K = 0.01? Yeah, you'll get Q multiplication at the gate. OP is talking about "transformers" which presumably have K > 0.9... but who knows, no such parameters have been mentioned here yet.
Anyway, yeah, biasing. A divider works more or less, but won't work over a wide voltage and temperature range. Better is a diode-strapped MOSFET, so that the oscillator drain draws a current proportional to the bias current into the "diode", and the ratio of channel widths. Downside: this isn't practical to do with discrete parts (2N7000s), it's almost exclusively an IC thing. SPICE will behave correctly though (indeed, SPICE assumes transistors are identical; indeed, it was written for simulating ICs).

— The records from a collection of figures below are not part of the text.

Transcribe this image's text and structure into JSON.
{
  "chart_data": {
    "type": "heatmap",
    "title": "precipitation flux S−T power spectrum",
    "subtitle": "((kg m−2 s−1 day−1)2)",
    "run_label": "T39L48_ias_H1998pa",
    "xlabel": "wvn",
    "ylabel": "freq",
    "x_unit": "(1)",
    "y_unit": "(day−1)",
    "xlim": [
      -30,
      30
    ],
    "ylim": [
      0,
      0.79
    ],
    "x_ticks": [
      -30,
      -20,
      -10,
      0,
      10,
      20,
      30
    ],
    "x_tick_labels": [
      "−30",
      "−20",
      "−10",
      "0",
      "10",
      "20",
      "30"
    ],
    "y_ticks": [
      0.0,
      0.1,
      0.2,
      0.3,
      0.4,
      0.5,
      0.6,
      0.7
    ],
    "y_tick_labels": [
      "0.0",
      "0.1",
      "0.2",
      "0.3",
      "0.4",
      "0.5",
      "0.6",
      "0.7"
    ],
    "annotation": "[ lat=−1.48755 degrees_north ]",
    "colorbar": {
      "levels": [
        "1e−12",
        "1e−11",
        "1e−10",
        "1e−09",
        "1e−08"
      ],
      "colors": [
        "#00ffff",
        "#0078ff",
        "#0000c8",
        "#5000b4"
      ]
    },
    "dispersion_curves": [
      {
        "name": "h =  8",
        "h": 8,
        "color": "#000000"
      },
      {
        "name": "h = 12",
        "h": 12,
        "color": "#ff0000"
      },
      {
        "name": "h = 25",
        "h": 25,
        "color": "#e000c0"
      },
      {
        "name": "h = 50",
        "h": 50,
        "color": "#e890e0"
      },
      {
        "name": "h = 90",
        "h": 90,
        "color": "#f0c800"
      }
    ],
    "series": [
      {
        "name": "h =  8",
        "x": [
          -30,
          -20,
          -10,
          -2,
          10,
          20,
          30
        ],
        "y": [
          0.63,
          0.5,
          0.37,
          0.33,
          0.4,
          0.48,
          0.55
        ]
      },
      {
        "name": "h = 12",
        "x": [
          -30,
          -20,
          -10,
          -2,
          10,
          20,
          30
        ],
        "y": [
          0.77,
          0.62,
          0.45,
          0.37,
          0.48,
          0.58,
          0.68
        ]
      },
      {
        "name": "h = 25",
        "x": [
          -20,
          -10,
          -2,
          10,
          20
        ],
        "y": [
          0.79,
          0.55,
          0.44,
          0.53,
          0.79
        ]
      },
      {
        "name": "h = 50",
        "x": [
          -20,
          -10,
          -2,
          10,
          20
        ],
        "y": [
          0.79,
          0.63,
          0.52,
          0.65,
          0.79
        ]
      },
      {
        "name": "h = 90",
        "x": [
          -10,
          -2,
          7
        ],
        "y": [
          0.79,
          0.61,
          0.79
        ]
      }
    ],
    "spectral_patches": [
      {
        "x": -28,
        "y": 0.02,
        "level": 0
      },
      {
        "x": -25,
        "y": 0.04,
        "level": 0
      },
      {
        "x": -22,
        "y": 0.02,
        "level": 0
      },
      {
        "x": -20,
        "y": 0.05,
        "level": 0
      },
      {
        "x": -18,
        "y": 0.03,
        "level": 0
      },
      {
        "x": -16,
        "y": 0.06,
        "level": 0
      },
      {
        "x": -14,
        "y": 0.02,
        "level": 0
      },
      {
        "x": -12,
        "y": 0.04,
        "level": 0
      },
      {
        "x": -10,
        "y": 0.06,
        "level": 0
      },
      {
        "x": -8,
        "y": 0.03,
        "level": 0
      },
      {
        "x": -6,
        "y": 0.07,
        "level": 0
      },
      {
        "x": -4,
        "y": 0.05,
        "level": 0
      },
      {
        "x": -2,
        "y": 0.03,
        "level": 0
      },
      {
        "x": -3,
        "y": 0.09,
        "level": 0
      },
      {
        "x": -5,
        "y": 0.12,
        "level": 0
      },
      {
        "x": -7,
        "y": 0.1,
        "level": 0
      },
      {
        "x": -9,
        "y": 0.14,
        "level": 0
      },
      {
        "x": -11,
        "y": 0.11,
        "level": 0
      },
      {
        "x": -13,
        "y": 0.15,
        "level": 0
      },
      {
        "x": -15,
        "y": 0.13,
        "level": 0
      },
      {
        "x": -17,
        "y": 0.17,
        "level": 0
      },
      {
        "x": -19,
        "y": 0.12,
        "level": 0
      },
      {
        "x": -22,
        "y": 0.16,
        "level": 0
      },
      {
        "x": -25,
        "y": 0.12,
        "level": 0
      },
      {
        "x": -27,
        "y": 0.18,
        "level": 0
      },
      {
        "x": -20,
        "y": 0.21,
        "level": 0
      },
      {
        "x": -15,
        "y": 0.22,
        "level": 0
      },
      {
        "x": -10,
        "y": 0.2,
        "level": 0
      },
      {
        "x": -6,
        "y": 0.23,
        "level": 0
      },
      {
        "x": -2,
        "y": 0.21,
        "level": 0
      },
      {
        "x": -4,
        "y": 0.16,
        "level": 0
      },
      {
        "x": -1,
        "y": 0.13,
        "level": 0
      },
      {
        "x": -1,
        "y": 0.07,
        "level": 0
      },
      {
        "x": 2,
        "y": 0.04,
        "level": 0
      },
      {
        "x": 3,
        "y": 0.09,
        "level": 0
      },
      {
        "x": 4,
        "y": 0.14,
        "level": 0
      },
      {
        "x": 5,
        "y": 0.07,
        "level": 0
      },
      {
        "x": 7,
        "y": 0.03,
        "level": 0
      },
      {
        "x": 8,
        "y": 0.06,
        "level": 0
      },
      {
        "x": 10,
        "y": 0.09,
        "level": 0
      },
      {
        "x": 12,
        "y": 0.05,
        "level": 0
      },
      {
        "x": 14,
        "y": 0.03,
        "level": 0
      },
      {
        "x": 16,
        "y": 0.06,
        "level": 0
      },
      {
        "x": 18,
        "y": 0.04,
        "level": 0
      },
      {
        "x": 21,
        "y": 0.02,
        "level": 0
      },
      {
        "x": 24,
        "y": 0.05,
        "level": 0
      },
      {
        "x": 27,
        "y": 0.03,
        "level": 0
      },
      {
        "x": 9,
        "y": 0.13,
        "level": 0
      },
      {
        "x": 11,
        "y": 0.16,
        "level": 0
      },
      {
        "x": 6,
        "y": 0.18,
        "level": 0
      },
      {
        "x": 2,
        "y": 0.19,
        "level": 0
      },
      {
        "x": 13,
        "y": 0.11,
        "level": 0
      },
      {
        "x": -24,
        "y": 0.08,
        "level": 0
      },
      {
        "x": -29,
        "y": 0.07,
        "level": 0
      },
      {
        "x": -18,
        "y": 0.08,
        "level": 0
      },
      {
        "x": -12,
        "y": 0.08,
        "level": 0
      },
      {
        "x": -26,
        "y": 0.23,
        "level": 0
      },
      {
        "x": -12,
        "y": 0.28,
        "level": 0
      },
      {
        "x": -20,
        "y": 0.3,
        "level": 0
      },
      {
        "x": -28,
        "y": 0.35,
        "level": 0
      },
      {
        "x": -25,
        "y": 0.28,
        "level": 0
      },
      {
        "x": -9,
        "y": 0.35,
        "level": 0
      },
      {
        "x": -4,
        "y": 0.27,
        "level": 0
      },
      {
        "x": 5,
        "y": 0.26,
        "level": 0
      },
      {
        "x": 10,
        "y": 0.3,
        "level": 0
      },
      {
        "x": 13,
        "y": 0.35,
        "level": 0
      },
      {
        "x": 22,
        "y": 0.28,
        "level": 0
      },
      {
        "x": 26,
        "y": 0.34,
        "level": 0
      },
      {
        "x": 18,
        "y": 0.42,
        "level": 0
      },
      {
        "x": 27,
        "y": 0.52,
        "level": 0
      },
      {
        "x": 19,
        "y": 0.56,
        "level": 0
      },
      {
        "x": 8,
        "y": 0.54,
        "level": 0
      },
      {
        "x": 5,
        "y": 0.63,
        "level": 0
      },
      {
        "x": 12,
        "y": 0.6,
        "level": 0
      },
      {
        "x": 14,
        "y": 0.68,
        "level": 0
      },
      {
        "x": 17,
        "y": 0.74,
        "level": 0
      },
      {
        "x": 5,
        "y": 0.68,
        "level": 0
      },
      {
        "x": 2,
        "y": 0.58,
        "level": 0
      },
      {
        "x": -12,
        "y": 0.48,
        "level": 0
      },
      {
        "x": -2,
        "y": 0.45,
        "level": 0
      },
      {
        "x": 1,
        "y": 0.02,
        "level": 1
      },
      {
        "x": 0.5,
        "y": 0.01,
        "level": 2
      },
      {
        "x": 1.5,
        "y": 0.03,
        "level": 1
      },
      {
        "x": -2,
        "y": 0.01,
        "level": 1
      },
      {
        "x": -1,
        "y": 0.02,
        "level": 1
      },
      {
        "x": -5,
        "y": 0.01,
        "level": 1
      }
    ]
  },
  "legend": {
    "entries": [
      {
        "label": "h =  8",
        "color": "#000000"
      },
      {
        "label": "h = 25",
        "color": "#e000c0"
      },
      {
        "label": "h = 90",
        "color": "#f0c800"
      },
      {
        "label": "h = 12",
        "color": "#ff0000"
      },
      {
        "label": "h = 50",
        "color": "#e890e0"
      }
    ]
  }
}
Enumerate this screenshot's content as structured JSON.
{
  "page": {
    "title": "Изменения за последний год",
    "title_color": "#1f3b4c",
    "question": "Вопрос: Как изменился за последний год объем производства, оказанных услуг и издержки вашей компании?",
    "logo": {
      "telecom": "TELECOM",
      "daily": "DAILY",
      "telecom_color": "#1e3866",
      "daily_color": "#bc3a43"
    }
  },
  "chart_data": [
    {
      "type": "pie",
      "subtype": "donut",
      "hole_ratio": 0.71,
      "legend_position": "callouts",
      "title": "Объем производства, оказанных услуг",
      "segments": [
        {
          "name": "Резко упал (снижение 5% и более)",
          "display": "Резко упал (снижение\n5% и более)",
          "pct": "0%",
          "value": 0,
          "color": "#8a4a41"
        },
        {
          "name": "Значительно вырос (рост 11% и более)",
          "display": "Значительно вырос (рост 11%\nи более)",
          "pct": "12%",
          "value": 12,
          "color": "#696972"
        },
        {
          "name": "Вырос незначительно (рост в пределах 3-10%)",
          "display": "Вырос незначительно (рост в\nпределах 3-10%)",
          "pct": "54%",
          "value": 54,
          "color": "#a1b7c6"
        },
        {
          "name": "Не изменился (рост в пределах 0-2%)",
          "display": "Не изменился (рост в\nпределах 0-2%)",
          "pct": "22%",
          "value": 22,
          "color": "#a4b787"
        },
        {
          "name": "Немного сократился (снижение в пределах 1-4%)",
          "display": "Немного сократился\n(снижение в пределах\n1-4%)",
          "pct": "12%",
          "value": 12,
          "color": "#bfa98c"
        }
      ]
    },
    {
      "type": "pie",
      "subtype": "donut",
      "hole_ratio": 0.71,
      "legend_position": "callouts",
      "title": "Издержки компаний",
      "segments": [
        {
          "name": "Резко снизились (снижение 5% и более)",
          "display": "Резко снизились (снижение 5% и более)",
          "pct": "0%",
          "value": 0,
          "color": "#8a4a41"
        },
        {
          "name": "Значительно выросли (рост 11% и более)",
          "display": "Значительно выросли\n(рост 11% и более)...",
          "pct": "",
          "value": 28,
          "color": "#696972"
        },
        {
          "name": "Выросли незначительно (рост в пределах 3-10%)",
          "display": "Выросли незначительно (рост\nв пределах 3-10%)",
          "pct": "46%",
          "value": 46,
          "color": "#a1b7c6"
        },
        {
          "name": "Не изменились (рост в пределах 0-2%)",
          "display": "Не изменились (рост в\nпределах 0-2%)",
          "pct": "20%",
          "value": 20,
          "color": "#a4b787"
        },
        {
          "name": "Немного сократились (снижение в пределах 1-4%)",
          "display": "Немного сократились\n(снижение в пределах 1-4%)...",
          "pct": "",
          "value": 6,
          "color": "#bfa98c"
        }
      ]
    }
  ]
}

The solution for a real discrete implementation, is to make a "Vbe multiplier" (except Vgs(th) in this case), i.e. apply bias current to drain (source grounded), and wire a voltage divider from drain to gate to GND. This way, drain current equals the bias current (less a small current into the resistor divider: use relatively large values so this current is small), and therefore Vgs is held at whatever voltage corresponds to that drain current. Then: bias the oscillator from another voltage divider, so that its Vgs can be offset/adjusted relative to that reference. If the transistors were matched, the two divider ratios would also be matched, but in practice they will have different Vgs(th) and gain, and the adjustable range allows you to account for this. Now the two transistors will track with temperature and be independent of supply voltage, or at least, better than a fixed divider will.